Aurore Margat, directrice adjointe de la Chaire recherche en sciences infirmières.  

« Apprendre les codes du milieu »  

Aurore Margat est infirmière de formation. C’est à la suite d’une intervention dans le cadre d’une action humanitaire en Haïti qu’elle découvre une autre approche de son métier, celui de la pédagogie de la santé. « Sur le terrain, j’ai eu à former des professionnels de santé, notamment aux soins d’urgence.
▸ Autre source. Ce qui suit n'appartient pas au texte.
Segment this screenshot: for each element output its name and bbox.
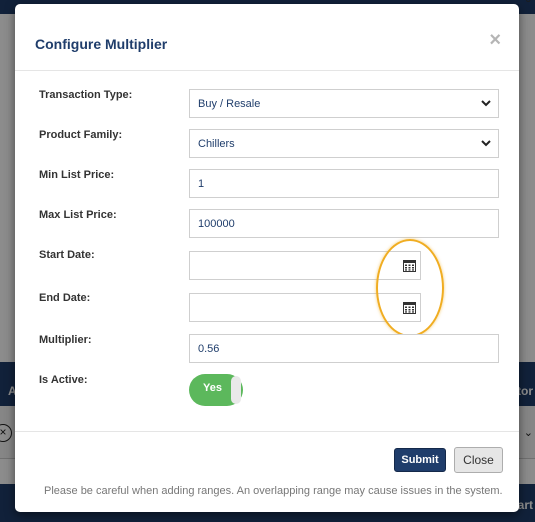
transaction-type-select[interactable]: Buy / Resale <box>189 89 499 118</box>
start-date-label: Start Date: <box>39 249 95 261</box>
modal-title: Configure Multiplier <box>35 36 168 52</box>
multiplier-input[interactable] <box>189 334 499 363</box>
configure-multiplier-dialog: Configure Multiplier × Transaction Type:… <box>15 4 519 512</box>
transaction-type-value: Buy / Resale <box>198 97 261 110</box>
close-icon[interactable]: × <box>489 30 501 50</box>
modal-header: Configure Multiplier × <box>15 4 519 71</box>
min-list-price-label: Min List Price: <box>39 169 115 181</box>
is-active-label: Is Active: <box>39 374 88 386</box>
is-active-toggle[interactable]: Yes <box>189 374 243 406</box>
product-family-select[interactable]: Chillers <box>189 129 499 158</box>
end-date-label: End Date: <box>39 292 91 304</box>
toggle-yes-label: Yes <box>203 382 222 394</box>
product-family-value: Chillers <box>198 137 235 150</box>
transaction-type-label: Transaction Type: <box>39 89 133 101</box>
min-list-price-input[interactable] <box>189 169 499 198</box>
chevron-down-icon <box>481 100 491 107</box>
chevron-down-icon <box>481 140 491 147</box>
toggle-knob <box>231 376 241 404</box>
footer-divider <box>15 431 519 432</box>
submit-button[interactable]: Submit <box>394 448 446 472</box>
max-list-price-input[interactable] <box>189 209 499 238</box>
product-family-label: Product Family: <box>39 129 123 141</box>
close-button[interactable]: Close <box>454 447 503 473</box>
calendar-highlight-annotation <box>376 239 444 337</box>
overlap-warning-note: Please be careful when adding ranges. An… <box>44 485 503 497</box>
max-list-price-label: Max List Price: <box>39 209 117 221</box>
multiplier-label: Multiplier: <box>39 334 92 346</box>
J’ai alors pris conscience qu’on était peu formé à former nos pairs, pourtant cela fait partie de notre rôle propre », témoigne-t-elle.

A son retour, elle reprend ses études avec un Diplôme interuniversitaire en médecine tropicale santé internationale, qui marque un tournant dans sa pratique. « Ce diplôme a été ma première rencontre avec l’université et m’a donné goût à la reprise d’étude. » A l’issue de ce DIU, elle souhaite poursuivre sur l’aspect « pédagogie de la santé », et décide de suivre un Master en santé publique mention ingénierie des formations en santé au Laboratoire d’éducations et pratiques de santé (LEPS), diplôme qu’elle finance sur ses propres fonds, en travaillant en parallèle en libéral.

« Avec ce master, j’ai découvert ce qu’était la recherche, j’ai appris à lire un article scientifique avant de penser à en écrire un », explique-t-elle. Elle fait le choix de poursuivre en Master 2 recherche « afin de ne se fermer aucune voie ». « J’avais un sujet de mémoire sur la littératie en santé et l’éducation thérapeutique du patient qui me permettait d’approfondir la question, explique-t-elle. Finalement, c’est devenu mon sujet de thèse. »

Seul problème : elle n’avait pas de financement pour son doctorat. Mais « on m’a proposé un poste de chargée de recherche au sein du LEPS, ce qui m’a permis d’avoir un statut de chercheur tout en poursuivant ma thèse et d’apprendre les codes de ce milieu », rapporte-t-elle. Après l’obtention de sa thèse, elle passe le concours de maître de conférences, qu’elle obtient en 2019, poste qu’elle occupe au LEPS, tout en étant directrice adjointe de la Chaire recherche en sciences infirmières.